Purpose
The objective of this homework is for you to practice concepts learned in class and apply them to a real-case scenario. The concepts we will practice in this homework are related to understanding IV. You are building your skills: reading papers, interpreting tables, interpreting coefficients from complex designs, and using research to think about policy implications. Look at you!
Clean your desk, get a bottle of water, pick your favorite beverage, turn on “do not disturb,” set a timer for 45 min (then take breaks), put on some work tunes, and dive into the fun of learning.
Guidelines
- You can work by yourself or in groups of up to two students.
- Submit your answers to Gradescope (within Canvas). If you are a group, we encourage you to submit one assignment per group, though unnecessary.
- We encourage you to use the boxes; PDFs, JPGs, and PNGs are preferable over Word documents or CSV. Remember, you can always save something as a PDF. You can also “Screenshot” anything. In Windows, you can do this by using the snipping tool or Windows+Shift+S. In Mac, you can do this by command+shift+4.
- Submit your do-file to Gradescope (within Canvas).
- You will get points for correct answers. You will get points deducted if the answer contains more information that’s not necessary or if the answer contains incorrect statements among correct statements. In short, we are trying to incentivize students to use the least amount of characters while maximizing the accuracy of responses.
- Your responses should be professionally formatted and written.
- The due date is Monday, Match 18th, at 10pm EDT.

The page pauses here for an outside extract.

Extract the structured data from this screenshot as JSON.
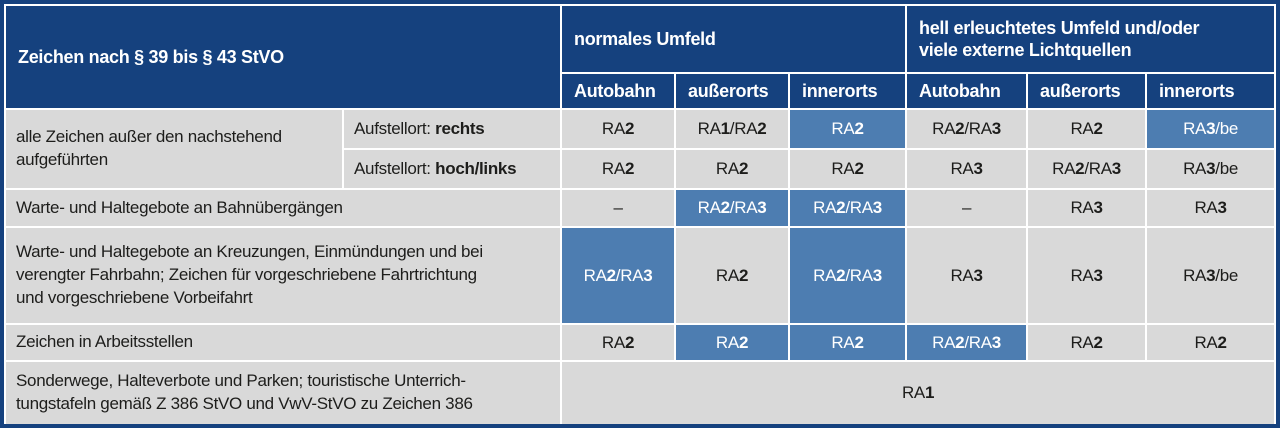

Private Prisons & Length of Service
For this homework, we will ask questions based on the study by Anita Mukherjee titled “Impacts of private prison contracting on inmate time served and recidivism”. This paper examines the relationship between private prisons and length of service. New prisons are usually built because there is a “demand” for putting people into prisons. The main argument for a private prison system is that it saves money. The arguments against it focus on the dangers of having a private agent managing a “public” service. For example, their incentives may be to maximize profits (like any other economic agent) rather than focus on reducing recidivism, a welfare-improving outcome. In this homework, we will go over a paper that tries to tackle part of this issue. In theory, having a prison be private or public should not affect the crimes committed nor the sentencing, and so we should see no difference in length of service between public and private prisons, especially for two individuals with the same characteristics. This paper analyzes that question.

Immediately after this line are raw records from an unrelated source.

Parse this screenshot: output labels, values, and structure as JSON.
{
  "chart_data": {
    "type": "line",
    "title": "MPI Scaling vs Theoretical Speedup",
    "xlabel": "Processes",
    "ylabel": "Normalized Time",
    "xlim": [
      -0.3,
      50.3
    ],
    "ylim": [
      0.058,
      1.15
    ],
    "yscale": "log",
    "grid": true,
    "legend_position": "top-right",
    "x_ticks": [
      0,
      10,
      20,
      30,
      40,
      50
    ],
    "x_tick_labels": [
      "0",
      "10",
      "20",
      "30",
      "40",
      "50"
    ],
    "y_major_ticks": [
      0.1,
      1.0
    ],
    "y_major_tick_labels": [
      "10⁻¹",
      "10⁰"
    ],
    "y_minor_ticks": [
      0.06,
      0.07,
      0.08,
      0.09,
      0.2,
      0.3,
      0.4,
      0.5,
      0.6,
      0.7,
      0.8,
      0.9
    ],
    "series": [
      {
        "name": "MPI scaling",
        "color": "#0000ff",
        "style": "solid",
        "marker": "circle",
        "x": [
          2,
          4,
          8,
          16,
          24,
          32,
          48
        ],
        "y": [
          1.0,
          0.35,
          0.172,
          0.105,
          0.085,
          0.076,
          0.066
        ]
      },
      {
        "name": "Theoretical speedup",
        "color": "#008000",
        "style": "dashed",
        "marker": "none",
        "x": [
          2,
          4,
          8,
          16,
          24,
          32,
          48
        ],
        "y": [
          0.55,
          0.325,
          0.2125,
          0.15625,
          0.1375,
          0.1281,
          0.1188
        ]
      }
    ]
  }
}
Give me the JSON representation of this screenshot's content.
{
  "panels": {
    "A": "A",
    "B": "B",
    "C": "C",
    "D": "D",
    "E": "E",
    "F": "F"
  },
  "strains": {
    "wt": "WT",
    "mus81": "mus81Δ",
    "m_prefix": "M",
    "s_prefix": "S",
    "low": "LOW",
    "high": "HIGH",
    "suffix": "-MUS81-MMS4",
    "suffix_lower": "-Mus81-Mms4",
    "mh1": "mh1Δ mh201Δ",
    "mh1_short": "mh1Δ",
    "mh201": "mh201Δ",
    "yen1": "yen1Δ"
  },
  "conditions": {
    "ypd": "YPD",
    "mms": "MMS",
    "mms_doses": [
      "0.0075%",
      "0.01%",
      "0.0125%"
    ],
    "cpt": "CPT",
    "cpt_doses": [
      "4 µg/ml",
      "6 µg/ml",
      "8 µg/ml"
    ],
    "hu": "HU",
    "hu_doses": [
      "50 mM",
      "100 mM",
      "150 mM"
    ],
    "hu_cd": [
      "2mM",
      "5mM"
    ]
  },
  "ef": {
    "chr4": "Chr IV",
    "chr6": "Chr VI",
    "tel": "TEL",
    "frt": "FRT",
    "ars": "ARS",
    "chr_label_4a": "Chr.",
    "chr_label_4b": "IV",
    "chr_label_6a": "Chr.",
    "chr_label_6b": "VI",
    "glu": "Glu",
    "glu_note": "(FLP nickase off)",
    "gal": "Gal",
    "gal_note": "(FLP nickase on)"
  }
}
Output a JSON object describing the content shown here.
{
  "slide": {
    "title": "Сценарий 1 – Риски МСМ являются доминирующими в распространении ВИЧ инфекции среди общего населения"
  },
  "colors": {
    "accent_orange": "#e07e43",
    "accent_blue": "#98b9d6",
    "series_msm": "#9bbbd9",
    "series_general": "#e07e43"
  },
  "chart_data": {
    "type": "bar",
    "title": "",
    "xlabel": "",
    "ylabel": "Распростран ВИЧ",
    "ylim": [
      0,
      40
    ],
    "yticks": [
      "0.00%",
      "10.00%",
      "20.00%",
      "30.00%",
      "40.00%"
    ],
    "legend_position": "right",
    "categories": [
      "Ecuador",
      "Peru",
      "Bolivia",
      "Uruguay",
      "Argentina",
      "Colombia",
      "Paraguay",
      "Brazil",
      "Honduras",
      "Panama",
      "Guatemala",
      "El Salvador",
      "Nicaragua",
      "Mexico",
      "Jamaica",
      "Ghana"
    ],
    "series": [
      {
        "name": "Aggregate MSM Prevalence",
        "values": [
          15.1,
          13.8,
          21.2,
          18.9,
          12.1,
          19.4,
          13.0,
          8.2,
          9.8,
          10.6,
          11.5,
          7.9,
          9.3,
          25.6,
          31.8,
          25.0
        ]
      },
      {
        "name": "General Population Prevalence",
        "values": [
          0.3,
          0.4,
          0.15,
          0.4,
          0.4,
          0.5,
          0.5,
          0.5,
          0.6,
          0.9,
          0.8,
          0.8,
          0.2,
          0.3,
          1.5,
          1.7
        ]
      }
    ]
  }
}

A lot of context is needed to understand the importance of this question and the complexity of the issue. First, read the introduction of the paper to get yourself acquainted with the context.
Understand the Paper
- If we wanted to understand the effect of going to a private prison on length of service, what regression would we want to run? Write it out and describe how you would code each variable and your unit of observation.
- Read the paper and answer the following questions:
- What are the main outcome variables? Explain how each of them is coded.
- What is the main explanatory variable? Explain how it is coded.
- What is the instrument in this setting (be as explicit as possible)? Who are the "compliers" in this case? (We are not looking for a textbook definition of what compliers are). How is this instrument coded?
- What is the LATE in this context? (I am not looking for the definition of LATE, but the interpretation within this context).
- Write down an equation representing the “First Stage” in this setting.
- Write down an equation representing the “Reduced Form” in this setting.
- Which table (column?) or figure provides evidence of the relevance condition?
- Does the instrument satisfy the exclusion restriction? Can you provide a compelling argument against it?
- What are the main findings?
- What does this research imply about the cost-saving argument for private prisons?
- Create a variable called “sentence_end” which represent the end of the sentence. This can be done by adding the SentencedDays to the sentence_start_date. Browse SentencedDays and sentence_start_date to understand the variables and then create the variable. Show a screenshot of your browse for your answer.
- Notice that when you create this variable, it may have numbers that are hard to interpret. This is because the sentence_start_date variable is formatted to be a date variable. In order to understand our variable sentence_end let's format it as a date variable. This is done by typing
format sentence_end %td
. Browse the start and end date variable to see that the are readable. Take a screenshot and submit as your answer & write it in your do-file. - Now you are ready to create the instrument. Although there are many ways to create the instrument in STATA, you can use just generate and replace commands with the d(date) function. This should be enough to create the instrument. The challenge is to think about how to create the instrument. Provide a screenshot of your code for this variable and then show the output from the following code
sum (instrument variable name), det
- If you are having trouble understanding the logic of the coding steps, draw a timeline where you have the dates of the changes from Table 1. Then put a given sentence spell in the timeline. Use that diagram to obtain the value of the instrument for a particular sentence date. Do this several times until you discover the pattern.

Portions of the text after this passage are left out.